Tip 4: Practise practise and practise for stronger better faster programming skills.
Entering hackathons, participating in kaggle competitions, working on a personal coding projects are all different ways of improving your programming skills. Identifying or getting involved in data science opportunities that come out of the results of your analysis can be a way to gain experience in your current role. Algorithms for forecasting and anomaly detection can be other projects you can ask to work on even as part of your development as an analyst. I remember my first data science project in the industry was an algorithm to autocomplete search queries on an e-commerce website. This project was initiated by some interesting analytics insights around search and shopping baskets that I reported whilst still being a junior analyst.
Gain software engineering skills
Software engineering skills become necessary when you want your models to see the production light.
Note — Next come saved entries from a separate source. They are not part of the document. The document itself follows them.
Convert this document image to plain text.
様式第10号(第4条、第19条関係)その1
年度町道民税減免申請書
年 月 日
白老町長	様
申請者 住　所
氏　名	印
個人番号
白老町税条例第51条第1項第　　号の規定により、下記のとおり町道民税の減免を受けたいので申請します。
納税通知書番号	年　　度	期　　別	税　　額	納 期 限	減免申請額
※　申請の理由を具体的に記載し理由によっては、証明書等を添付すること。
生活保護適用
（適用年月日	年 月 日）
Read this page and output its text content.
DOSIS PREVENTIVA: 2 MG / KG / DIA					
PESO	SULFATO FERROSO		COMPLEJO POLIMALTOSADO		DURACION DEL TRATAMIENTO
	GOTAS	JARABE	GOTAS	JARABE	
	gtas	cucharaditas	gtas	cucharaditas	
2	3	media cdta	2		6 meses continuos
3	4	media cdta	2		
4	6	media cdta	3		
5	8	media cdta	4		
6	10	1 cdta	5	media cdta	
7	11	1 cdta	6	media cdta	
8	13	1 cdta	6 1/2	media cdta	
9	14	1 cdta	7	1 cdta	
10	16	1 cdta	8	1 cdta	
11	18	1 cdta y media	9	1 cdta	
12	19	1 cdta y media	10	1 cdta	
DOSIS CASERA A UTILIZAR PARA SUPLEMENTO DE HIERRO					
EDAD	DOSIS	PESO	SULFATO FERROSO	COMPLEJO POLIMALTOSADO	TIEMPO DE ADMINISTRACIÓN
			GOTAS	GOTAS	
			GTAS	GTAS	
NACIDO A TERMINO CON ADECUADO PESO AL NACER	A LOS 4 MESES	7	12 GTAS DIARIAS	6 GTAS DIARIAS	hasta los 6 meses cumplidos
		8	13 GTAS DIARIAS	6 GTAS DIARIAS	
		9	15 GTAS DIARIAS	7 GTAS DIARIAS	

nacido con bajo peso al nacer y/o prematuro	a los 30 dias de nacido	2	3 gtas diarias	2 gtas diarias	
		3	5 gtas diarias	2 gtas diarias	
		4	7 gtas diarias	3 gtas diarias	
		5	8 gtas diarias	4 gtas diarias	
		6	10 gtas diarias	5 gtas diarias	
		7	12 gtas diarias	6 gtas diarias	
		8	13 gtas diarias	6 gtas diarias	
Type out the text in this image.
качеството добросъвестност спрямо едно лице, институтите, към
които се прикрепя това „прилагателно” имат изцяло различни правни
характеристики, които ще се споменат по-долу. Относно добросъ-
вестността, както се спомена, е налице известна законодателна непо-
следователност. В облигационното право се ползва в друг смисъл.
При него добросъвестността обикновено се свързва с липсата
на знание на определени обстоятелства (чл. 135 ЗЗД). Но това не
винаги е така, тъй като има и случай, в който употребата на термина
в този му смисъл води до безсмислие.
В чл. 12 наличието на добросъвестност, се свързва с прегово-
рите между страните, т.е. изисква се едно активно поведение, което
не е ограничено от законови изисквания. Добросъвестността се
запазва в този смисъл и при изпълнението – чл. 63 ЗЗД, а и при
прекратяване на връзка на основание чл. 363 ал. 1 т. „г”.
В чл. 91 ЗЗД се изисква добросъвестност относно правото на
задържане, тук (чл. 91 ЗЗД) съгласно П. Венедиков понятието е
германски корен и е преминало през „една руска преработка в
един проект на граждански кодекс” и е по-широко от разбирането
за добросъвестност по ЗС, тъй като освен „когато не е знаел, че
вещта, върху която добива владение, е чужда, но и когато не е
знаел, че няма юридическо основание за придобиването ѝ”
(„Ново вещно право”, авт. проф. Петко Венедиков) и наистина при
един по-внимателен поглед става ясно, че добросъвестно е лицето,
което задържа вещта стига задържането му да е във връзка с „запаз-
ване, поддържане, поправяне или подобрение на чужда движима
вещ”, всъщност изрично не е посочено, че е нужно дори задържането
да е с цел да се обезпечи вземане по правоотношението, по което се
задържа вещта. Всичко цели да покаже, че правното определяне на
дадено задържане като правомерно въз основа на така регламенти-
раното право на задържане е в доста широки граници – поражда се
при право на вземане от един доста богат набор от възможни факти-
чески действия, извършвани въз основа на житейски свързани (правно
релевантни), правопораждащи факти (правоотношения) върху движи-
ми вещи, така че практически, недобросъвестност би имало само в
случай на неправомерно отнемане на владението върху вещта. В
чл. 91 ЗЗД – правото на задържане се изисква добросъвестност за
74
Cultivating a coding attitude that aims for reproducibility of projects and results via automation is critical for both methodological and legal reasons. In a company with a mature data science culture, someone might create the prototype, someone else might write the production code and someone else might deploy it. In reality though and irregardless of the company’s size, it’s unlikely that you will have all the support required and knowing just the statistics will not be enough to deliver a data science project.
Tip 5: Automate the steps in your project as early as possible.
Hence, an initial data science bucket list might look like this:
- Reproducible data pipelines (eg. in spark and python): Have you ever had to reproduce an analysis that you did before? Creating a logical data flow (eg. raw (immutable data) -> intermediate (in-progress work) -> processed (final features)) and using Makefiles will save both you and your colleagues a lot of time. My team and I are huge fans ofcookiecutter, which offers a logical project structure like this one.
- End-to-end automation of training and scoring: A model is most of the times a living organism, new predictions are needed and data might shift. This translates to retraining, scoring and refining. It’s a necessity then to put your model parameters, secrets and random seeds in config files, break up a DS project into different elements and apply modularitye.g. creating a shared feature library which can be used both during training and scoring.
- Unit test coverage: I bet that you’d like to have carefree sleep and uninterrupted holidays. Then, it’s important to write tests for your projects in order to ensure robustness.
- Building an API to provide predictions: To pitch your ideas and models you need to have a proof of concept and in many cases this is equivalent to a REST API. If you can’t be bothered to use another language other than Python, you can use Flask and Flasgger that comes with Swagger UI. Swagger will come in useful for documenting and visualising your RESTful web services.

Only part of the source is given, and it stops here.